I empathize with Art insofar as his way of understanding his fathers life narrative relocated me into my parents’ life narrative, and how growing up it felt as though I was always trying to piece together the atrocities my parents faced being young adults in the 1979 Iranian revolution, forcing them to be smuggled out of the country in hopes of fostering a family in a democratic state. Their story, while it is not one that can be satisfied in a brief blog post, did carry in itself a similar theme to Vladek, of hardship, perseverance, wit, pride, and survival. So like Art, often times I find myself piecing their repressed memories together, and filling in the gaps in their timeline with details that were so often forgotten and left out.
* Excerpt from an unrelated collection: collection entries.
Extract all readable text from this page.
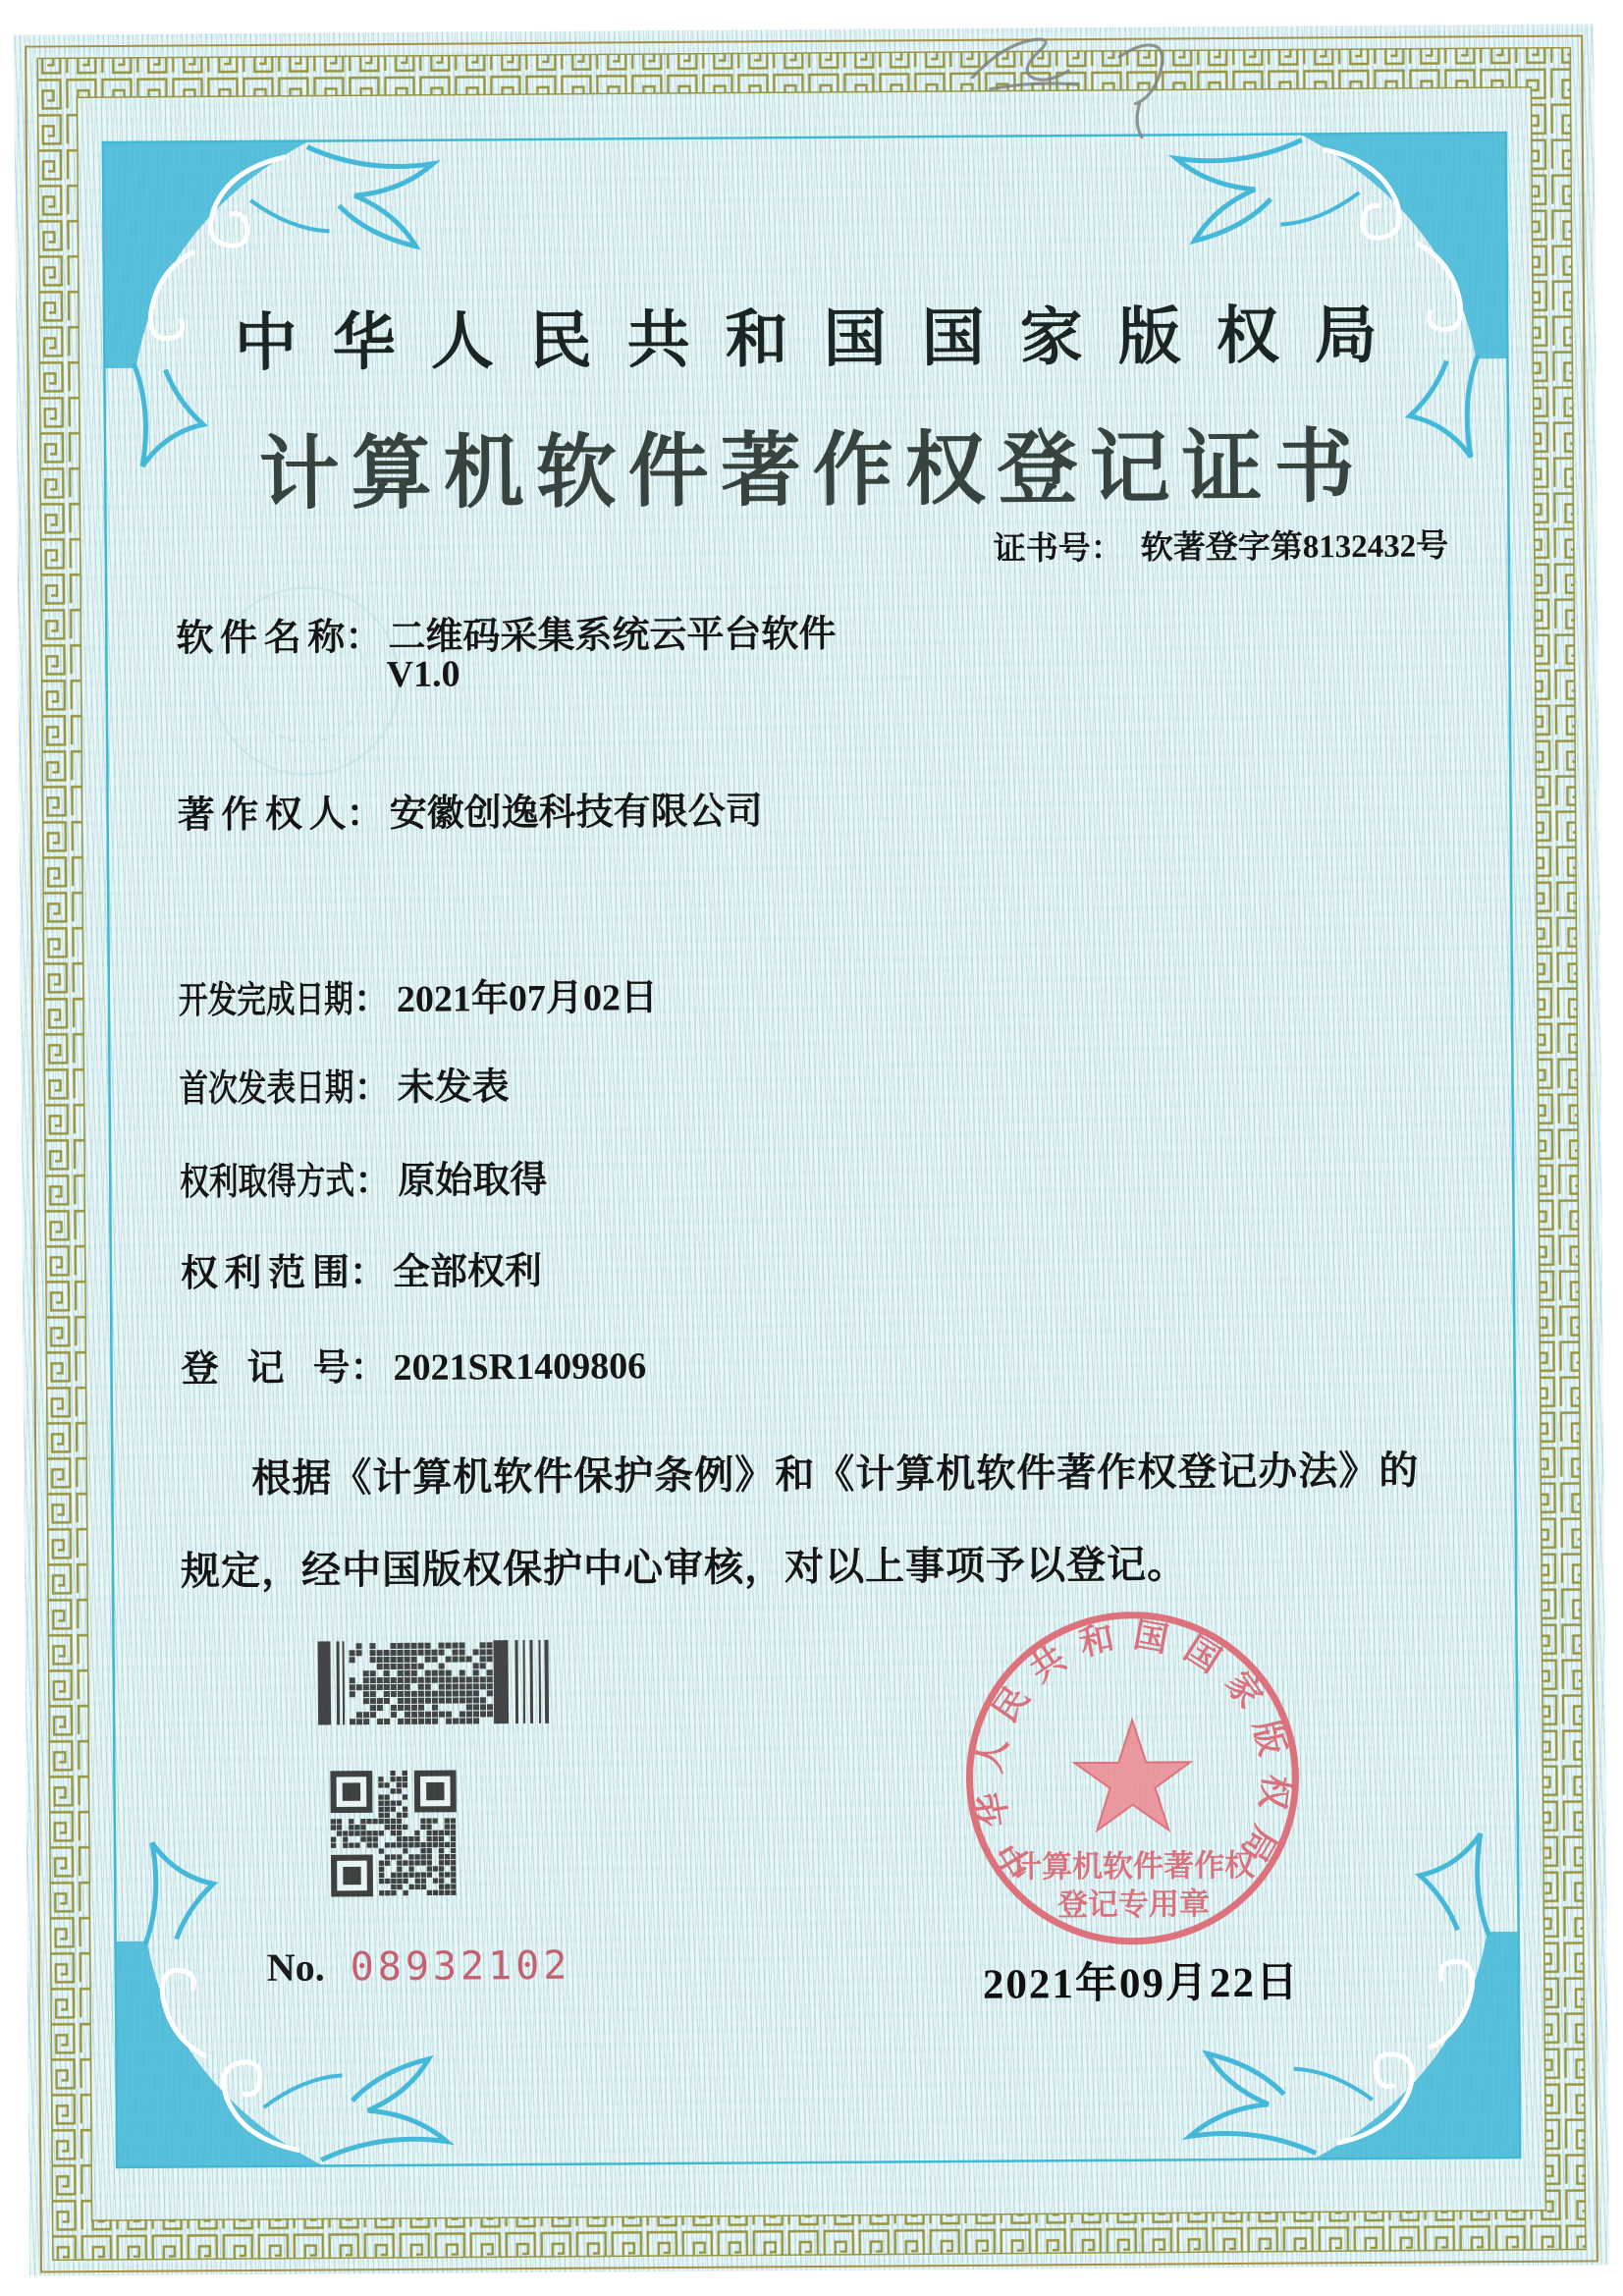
中华人民共和国国家版权局
计算机软件著作权
登记专用章
中华人民共和国国家版权局
计算机软件著作权登记证书
证书号： 软著登字第8132432号
软件名称： 二维码采集系统云平台软件
V1.0
著作权人： 安徽创逸科技有限公司
开发完成日期： 2021年07月02日
首次发表日期： 未发表
权利取得方式： 原始取得
权利范围： 全部权利
登记号： 2021SR1409806
根据《计算机软件保护条例》和《计算机软件著作权登记办法》的
规定，经中国版权保护中心审核，对以上事项予以登记。
No. 08932102	2021年09月22日
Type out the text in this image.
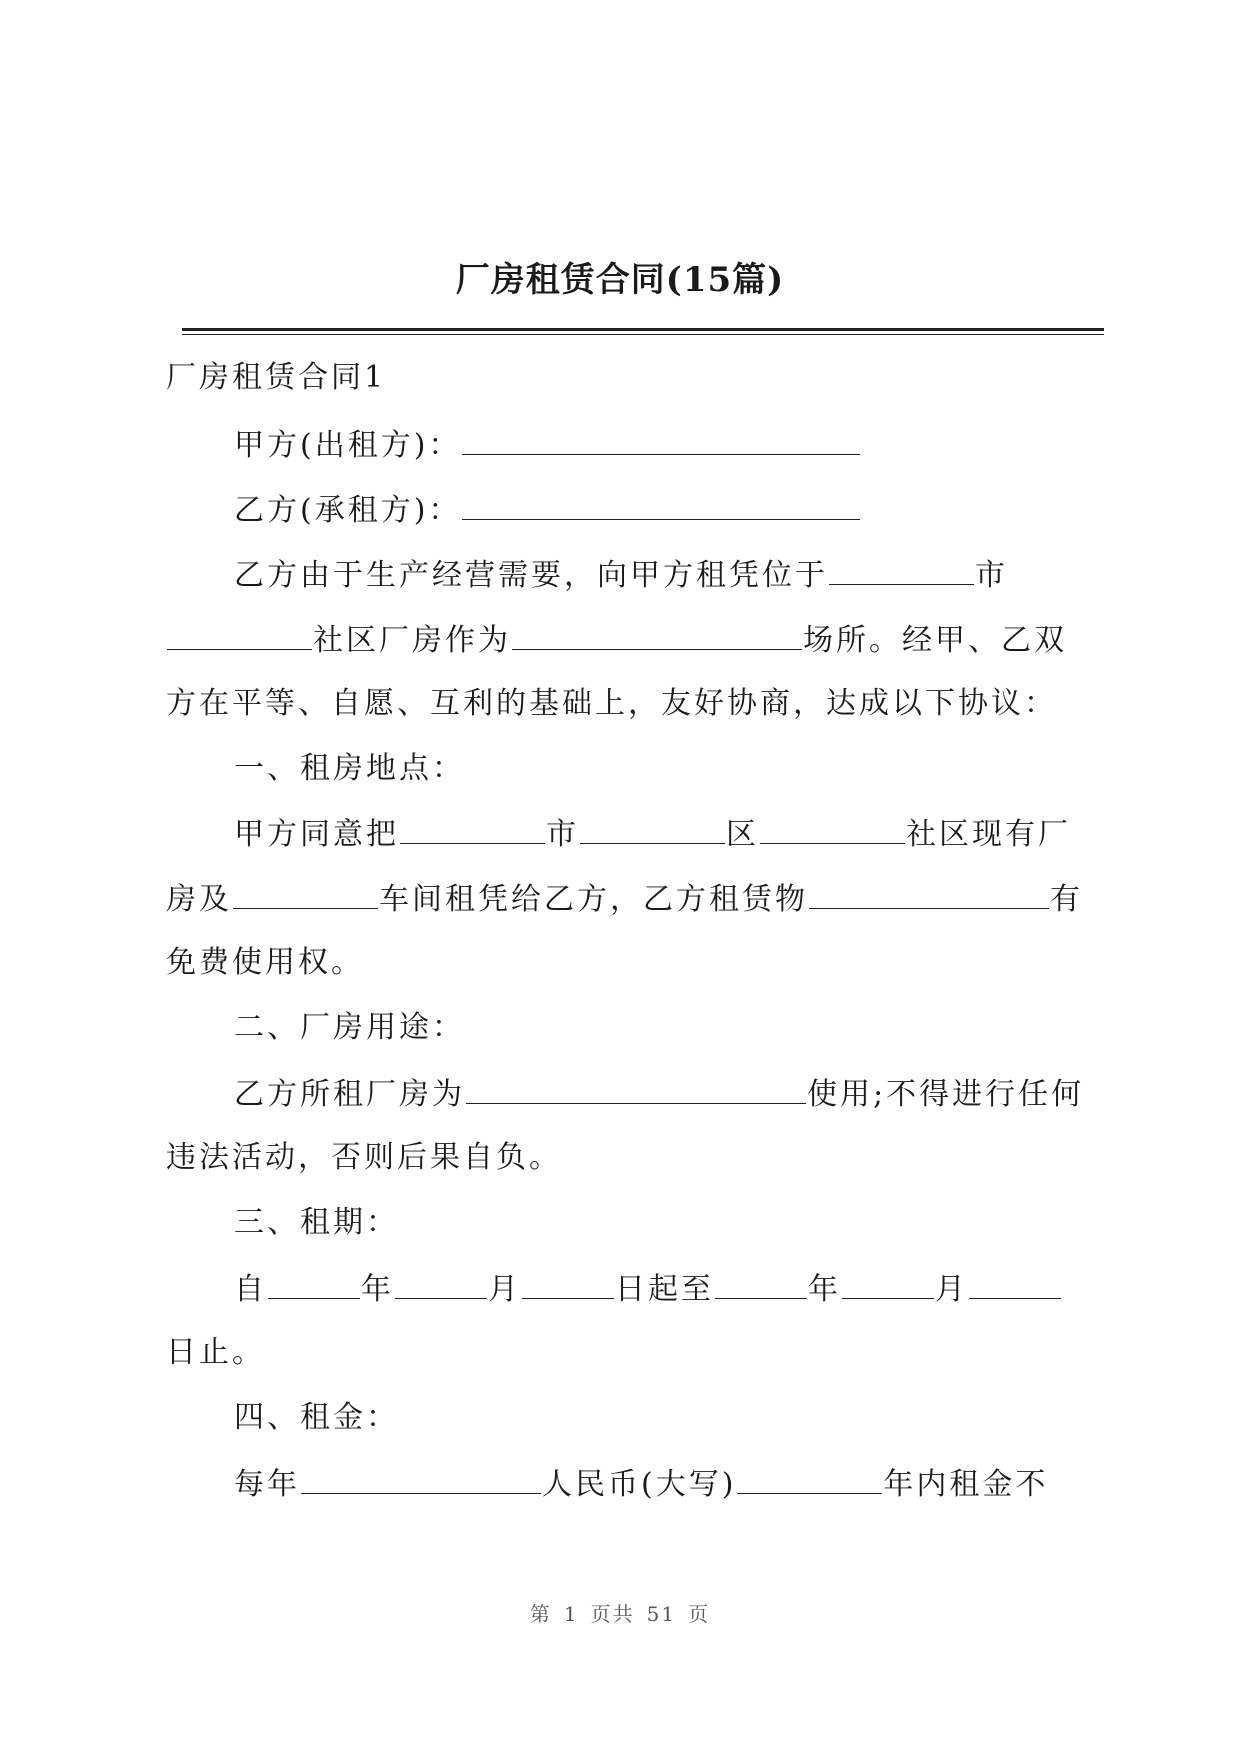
厂房租赁合同(15篇)
厂房租赁合同1
甲方(出租方)：
乙方(承租方)：
乙方由于生产经营需要，向甲方租凭位于	市
社区厂房作为	场所。经甲、乙双
方在平等、自愿、互利的基础上，友好协商，达成以下协议：
一、租房地点：
甲方同意把	市	区	社区现有厂
房及	车间租凭给乙方，乙方租赁物	有
免费使用权。
二、厂房用途：
乙方所租厂房为	使用;不得进行任何
违法活动，否则后果自负。
三、租期：
自	年	月	日起至	年	月
日止。
四、租金：
每年	人民币(大写)	年内租金不
第 1 页共 51 页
Particularly striking to me in this interview of Spiegelman was the question of Vladek’s casual racism made evident in Chapter III of Maus II, which is something I note from my father as well, and in particular in the scene where Art and his wife pick up a black hitchhiker, which makes Vladek very angry. Spiegelman here very eloquently addresses a generalization that I believe many people succumb to, which is the:

“tendency to think of holocaust survivors as martyrs, and how one expects one to be made better by suffering. Suffering makes you hurt that’s all you can say for it, some people were indeed made more sensitive by what they lived through, some people- that part of themselves was not touched one way or the other, and I wanted to insist that Vladek was not an unsympathetic character but he was not a character that was made better by going through the crucible of the holocaust.”
(9:20-10:10) 

This scene and Spiegelman’s explanation were striking to me for two reasons:

1) The scene in itself showcased exactly what James Young in his article titled “The Holocaust as Vicarious Past: Art Spiegelman’s Maus and the Afterimages of History” commends of Spiegelman when he asserts that: “indeed, it may be Artie’s unreliability as a son that makes his own narrative so reliable” (676). Young here is evidencing a moment in the graphic novel where Art strays from the notion of ‘reliable son’ by exposing a character flaw in his father and in turn, himself, making his work in Maus II & II honest and rich.

2) I found significance in Spiegelman’s explanation in the interview as it relates to how popular media encodes us to view Holocaust survivors through a particular lens but rather these survivors, or any survivor really, are individuals who indeed endured hardship but simultaneously we must be cognizant of the idea that one who has endured hardship may still harbour a prejudice they had in a past life; it is very easy people to see the hardship inflicted on them personally, but it is difficult for people to understand their actions on other people.